On March 11, the Utah Jazz were set to play the Oklahoma City Thunder. Just a day before, the US had surpassed 900 COVID-19 cases, leaving major sports leagues debating whether or not fans should be allowed to interact with players and go to sporting events. Minutes before tipoff, one of the teams’ doctors came running out onto the court demanding that the game be delayed. The news had broken that Rudy Gobert, All-Star center for the Utah Jazz, had tested positive for coronavirus. Within the next 24 hours, all major sports leagues, including the NBA, MLB and NHL, had suspended their seasons indefinitely.
Major League Baseball’s Opening Day was set for March 26. The Washington Nationals were set to experience being league champions after winning their first World Series last fall. Recently signed star players like Dodgers’ Mookie Betts and Yankees’ Gerrit Cole would be playing for a new team this year. But when the MLB announced that the season would be delayed, the sporting world was officially put on pause. As COVID-19 continues to force the closure of major sports leagues, what effects will it have on the MLB?
Preliminary announcements have said that the 2020 MLB Draft will be pushed back and shortened, lessening the amount of players drafted this year. Additionally, if the season were never to happen, it would still count as a year of service. This news is particularly important for organizations and baseball fans because this implies that if there is no season, players will still get partial compensation and a year of their contracts will be gone without any physical play to show for it. Teams with impending free agents after the 2020 season will have lost a season with their players.

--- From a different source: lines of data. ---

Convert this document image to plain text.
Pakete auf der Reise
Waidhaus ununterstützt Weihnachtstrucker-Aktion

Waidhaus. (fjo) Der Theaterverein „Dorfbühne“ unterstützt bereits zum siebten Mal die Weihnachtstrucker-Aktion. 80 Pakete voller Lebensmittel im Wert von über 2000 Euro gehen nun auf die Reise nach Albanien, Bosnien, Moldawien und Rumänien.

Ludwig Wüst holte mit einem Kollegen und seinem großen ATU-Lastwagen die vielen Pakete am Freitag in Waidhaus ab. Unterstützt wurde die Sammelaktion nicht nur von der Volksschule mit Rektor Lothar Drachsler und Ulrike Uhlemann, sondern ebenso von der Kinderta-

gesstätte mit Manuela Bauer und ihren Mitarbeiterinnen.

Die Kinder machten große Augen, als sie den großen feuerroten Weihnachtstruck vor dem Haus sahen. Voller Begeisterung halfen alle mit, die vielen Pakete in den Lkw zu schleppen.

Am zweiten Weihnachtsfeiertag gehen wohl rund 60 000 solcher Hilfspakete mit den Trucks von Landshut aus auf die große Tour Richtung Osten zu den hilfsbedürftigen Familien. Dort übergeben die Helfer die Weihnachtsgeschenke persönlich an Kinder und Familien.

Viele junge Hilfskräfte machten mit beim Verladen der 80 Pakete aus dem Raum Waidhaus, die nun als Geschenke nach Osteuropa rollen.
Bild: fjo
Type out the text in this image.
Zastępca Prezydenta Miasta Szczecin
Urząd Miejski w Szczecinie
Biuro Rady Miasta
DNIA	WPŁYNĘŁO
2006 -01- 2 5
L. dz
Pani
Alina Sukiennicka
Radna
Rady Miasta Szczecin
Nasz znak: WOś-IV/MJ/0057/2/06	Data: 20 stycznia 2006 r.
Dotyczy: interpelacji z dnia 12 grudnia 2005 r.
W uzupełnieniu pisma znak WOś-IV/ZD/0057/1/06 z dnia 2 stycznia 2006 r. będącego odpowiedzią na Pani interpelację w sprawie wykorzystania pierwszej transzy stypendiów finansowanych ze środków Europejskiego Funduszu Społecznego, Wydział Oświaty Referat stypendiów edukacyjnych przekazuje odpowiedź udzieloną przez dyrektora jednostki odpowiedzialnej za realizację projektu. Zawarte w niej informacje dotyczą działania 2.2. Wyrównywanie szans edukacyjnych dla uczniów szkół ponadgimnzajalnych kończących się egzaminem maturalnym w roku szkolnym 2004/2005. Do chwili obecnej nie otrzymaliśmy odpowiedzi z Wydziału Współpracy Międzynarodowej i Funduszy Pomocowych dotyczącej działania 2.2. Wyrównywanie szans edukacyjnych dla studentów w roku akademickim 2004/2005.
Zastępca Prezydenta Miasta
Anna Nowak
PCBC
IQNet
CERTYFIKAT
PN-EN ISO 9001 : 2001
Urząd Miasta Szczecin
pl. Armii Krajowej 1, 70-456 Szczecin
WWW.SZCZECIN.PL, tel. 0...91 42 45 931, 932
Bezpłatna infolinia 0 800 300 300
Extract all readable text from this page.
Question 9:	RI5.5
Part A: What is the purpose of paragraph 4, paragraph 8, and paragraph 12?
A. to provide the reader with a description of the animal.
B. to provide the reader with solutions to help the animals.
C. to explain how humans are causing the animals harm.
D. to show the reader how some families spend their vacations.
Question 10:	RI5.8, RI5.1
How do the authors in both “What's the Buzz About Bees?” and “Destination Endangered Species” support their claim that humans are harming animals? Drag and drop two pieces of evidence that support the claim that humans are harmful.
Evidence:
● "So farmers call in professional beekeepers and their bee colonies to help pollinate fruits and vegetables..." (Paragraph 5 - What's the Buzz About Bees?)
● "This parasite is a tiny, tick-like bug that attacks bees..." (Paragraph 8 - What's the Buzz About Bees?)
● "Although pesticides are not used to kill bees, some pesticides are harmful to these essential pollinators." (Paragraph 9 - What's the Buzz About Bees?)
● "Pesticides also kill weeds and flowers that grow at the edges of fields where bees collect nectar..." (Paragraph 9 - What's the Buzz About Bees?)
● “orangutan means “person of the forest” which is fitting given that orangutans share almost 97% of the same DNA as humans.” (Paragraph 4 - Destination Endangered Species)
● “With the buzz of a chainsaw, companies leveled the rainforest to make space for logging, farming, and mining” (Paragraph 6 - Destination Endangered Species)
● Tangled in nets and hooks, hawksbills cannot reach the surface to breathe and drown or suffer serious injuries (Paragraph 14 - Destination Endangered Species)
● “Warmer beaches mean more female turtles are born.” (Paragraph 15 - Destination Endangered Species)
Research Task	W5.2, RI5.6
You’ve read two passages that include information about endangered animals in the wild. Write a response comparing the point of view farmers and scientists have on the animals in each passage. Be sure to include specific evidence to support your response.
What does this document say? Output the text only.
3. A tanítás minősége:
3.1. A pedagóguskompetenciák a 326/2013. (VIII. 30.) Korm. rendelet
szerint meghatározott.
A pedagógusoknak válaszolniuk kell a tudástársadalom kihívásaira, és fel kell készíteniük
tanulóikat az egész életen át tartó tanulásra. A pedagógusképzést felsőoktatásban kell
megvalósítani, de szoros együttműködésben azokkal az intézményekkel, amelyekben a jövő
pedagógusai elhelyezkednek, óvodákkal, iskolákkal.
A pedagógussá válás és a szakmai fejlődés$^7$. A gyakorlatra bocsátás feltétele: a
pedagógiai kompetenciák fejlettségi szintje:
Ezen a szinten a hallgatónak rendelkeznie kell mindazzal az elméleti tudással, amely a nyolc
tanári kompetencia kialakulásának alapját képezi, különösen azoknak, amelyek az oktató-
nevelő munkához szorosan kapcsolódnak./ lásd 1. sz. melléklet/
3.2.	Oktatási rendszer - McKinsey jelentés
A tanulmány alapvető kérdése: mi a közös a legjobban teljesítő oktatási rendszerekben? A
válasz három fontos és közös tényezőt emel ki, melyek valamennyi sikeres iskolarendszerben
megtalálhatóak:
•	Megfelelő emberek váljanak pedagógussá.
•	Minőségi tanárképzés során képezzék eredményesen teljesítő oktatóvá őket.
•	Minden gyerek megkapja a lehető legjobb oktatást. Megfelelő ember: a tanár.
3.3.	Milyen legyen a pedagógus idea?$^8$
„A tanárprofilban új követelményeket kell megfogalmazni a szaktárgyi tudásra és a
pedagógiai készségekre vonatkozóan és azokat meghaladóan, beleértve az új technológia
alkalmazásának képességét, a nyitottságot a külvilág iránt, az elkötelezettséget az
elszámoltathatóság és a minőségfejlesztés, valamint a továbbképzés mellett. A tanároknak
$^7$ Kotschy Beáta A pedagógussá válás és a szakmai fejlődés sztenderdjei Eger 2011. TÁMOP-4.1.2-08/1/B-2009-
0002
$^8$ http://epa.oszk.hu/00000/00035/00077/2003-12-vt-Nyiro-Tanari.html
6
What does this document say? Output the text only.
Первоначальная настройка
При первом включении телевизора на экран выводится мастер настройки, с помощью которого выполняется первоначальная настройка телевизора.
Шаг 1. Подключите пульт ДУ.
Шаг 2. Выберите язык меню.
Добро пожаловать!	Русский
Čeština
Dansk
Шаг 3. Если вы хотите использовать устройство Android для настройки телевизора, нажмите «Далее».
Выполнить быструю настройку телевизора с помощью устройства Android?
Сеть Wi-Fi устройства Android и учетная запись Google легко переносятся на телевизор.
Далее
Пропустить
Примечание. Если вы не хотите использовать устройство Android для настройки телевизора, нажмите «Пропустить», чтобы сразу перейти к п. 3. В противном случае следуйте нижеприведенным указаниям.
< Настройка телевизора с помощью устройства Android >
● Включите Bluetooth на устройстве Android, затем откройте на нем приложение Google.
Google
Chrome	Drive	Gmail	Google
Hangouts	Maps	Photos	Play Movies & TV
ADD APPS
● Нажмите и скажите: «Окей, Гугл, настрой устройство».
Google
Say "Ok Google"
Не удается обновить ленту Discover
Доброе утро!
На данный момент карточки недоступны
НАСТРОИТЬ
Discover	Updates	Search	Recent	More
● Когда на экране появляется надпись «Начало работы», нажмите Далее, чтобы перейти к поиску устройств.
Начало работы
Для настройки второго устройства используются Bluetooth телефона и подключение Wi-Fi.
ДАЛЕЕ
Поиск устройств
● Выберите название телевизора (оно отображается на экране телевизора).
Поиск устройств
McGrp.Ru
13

For example, when Mookie Betts was traded to the Dodgers, he had one year left on his contract. If the season were to be cancelled, he would still get paid and may never play a game in a Dodger uniform.
Sophomore Alex Rubinson, an avid baseball fan, believes that if the season does get cancelled indefinitely, then “things become a lot more interesting.” Fans around the league believe the Dodgers won the trade with the Red Sox, but if there isn’t a season, Rubinson realizes that “Boston went from getting robbed to the ones pulling off the heist.” Teams with ambitions to win a World Series might have to completely change their plans due to COVID-19.
On the economic side, thousands of employees at MLB ballparks have been affected and the league as a whole will lose millions of dollars. All 30 MLB teams continued to pay their workers through April 30 in order to help them continue to afford basic necessities during this hard time. In order to pay employees, MLB owners were paying out of their own pockets. With the league suspended and the loss of ticket sales, merchandise sales and TV deals, there is no profit being made. COVID-19 will undoubtedly hurt MLB teams economically as well as competitively.
Just like most companies in the world, the MLB will take a big hit due to COVID-19. Plans have been speculated to bring baseball back as soon as July, but they all seem unlikely considering the amount of thought and precautions MLB would have to take in order to reassure players they are safe. Either way, baseball fans will take baseball in any shape or form and stay hopeful for a season to take place this year.